Sun Oct 21, 2012 6:48pm EDT
* Loonie hits two-month lows following tame inflation
* BOJ easing view seen keeping yen's upside capped
* Euro/dollar expected to stay range bound for now
By Ian Chua
SYDNEY, Oct 22 (Reuters) - The Canadian dollar stood out from the crowd on Monday, falling to a two-month low as the market positioned for a more dovish Bank of Canada in the wake of tame inflation numbers, while the yen stayed under pressure amid more policy easing expectations.
The U.S. dollar bought C$0.9949 in early Asian dealings, rising to its best level since Aug. 23. The Australian dollar was at C$1.0247, having hit a five-week high of C$1.0268 on Friday.
Data last Friday showed Canadian inflation remained tame in September at 1.2 percent, providing little justification for the Bank of Canada to maintain a hawkish bias when it sets interest rates on Tuesday. The head of the central bank surprised last week when he dropped a tightening bias.
There are also growing expectations of more policy stimulus from the Bank of Japan when it meets next week, which kept the yen under pressure. Traders said any easing will make the yen more attractive as a funding currency for carry trades.
The dollar bought 79.27 yen, not far off a high of 79.47 set last week, a level not seen since Aug. 21. The euro fetched 103.15 yen, having on Friday hit five-month highs around 104.15.
Signalling the bank's readiness to expand monetary stimulus further, the BOJ governor said on Friday that slowing overseas growth is weighing on business sentiment and may hurt now-resilient capital spending.
Some analysts, however, remained sceptical that the BOJ will deliver any major action at its Oct. 30 meeting and warned about holding long dollar/yen positions.
"There is a lot of hope there they will do something big. History is sadly a poor lead and it would be prudent to pare down these long USDJPY positions early and maintain a strategy of buying on dips," said Sebastien Galy, strategist at Societe Generale.
Meanwhile, euro/dollar remained stuck in a range and traders expect the currency pair to stay that way until either Spain requests for a bailout or following next month's U.S. Presidential elections, where the focus could then shift to dollar-negative factors such as the U.S. fiscal problems.
The euro traded at $1.3019, having retreated from a high of $1.3140 last week. It was seen stuck in a $1.2800/3200 range for now.
The Australian dollar was similarly hemmed in, with buying support emerging below $1.0200 and selling interests coming in above $1.0400. It last stood at $1.0315.
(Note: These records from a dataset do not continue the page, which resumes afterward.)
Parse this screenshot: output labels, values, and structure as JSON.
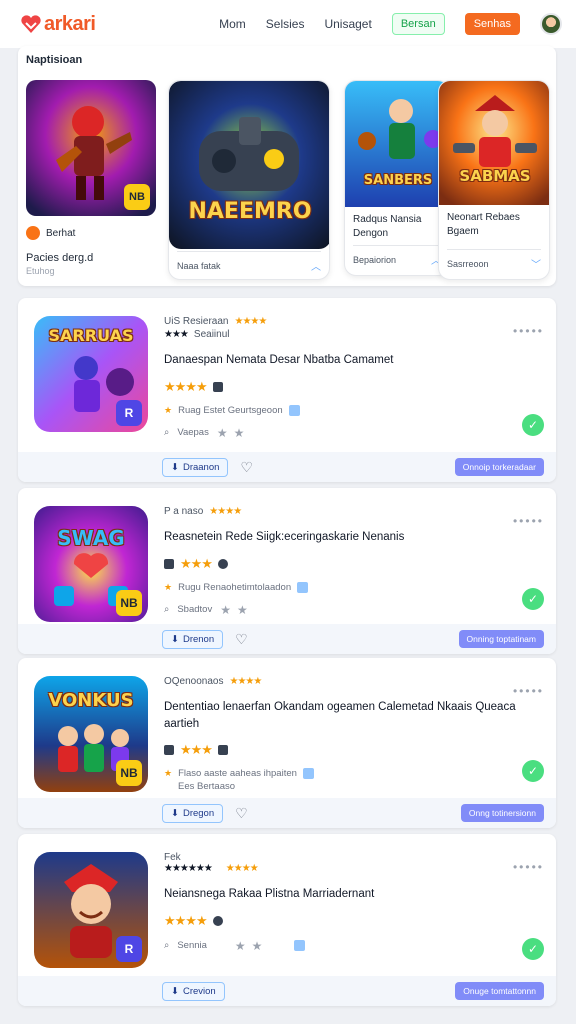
{
  "header": {
    "logo": "arkari",
    "nav": [
      "Mom",
      "Selsies",
      "Unisaget"
    ],
    "outline_btn": "Bersan",
    "solid_btn": "Senhas"
  },
  "featured": {
    "title": "Naptisioan",
    "small": {
      "badge": "Berhat",
      "name": "Pacies derg.d",
      "sub": "Etuhog",
      "icon_text": "NB"
    },
    "main": {
      "art_text": "NAEEMRO",
      "foot": "Naaa fatak"
    },
    "third": {
      "art_text": "SANBERS",
      "desc": "Radqus Nansia Dengon",
      "foot": "Bepaiorion"
    },
    "fourth": {
      "art_text": "SABMAS",
      "desc": "Neonart Rebaes Bgaem",
      "foot": "Sasrreoon"
    }
  },
  "cards": [
    {
      "thumb_text": "SARRUAS",
      "badge": "R",
      "meta": "UiS Resieraan",
      "meta_sub": "Seaiinul",
      "title": "Danaespan Nemata Desar Nbatba Camamet",
      "info": "Ruag Estet Geurtsgeoon",
      "sub": "Vaepas",
      "footer_left": "Draanon",
      "footer_right": "Onnoip torkeradaar"
    },
    {
      "thumb_text": "SWAG",
      "badge": "NB",
      "meta": "P a naso",
      "title": "Reasnetein Rede Siigk:eceringaskarie Nenanis",
      "info": "Rugu Renaohetimtolaadon",
      "sub": "Sbadtov",
      "footer_left": "Drenon",
      "footer_right": "Onning toptatinam"
    },
    {
      "thumb_text": "VONKUS",
      "badge": "NB",
      "meta": "OQenoonaos",
      "title": "Dententiao lenaerfan Okandam ogeamen Calemetad Nkaais Queaca aartieh",
      "info": "Flaso aaste aaheas ihpaiten",
      "info2": "Ees Bertaaso",
      "footer_left": "Dregon",
      "footer_right": "Onng totinersionn"
    },
    {
      "thumb_text": "",
      "badge": "R",
      "meta": "Fek",
      "title": "Neiansnega Rakaa Plistna Marriadernant",
      "info": "",
      "sub": "Sennia",
      "footer_left": "Crevion",
      "footer_right": "Onuge tomtattonnn"
    }
  ]
}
Aussie dollar bulls are also likely to be wary of getting too carried away ahead of Wednesday's inflation report, where another tame number will no doubt bolster expectations of a November rate cut.
Shane Oliver, head of investment strategy at AMP Capital, said the near-term outlook for the Aussie was messy with uncertainty over the economic slowdown in China and ongoing expectations for rate cuts negative for the currency.
"The likely outcome is for a volatile range of between $0.9500/1.1000, with the risk on the downside," he said.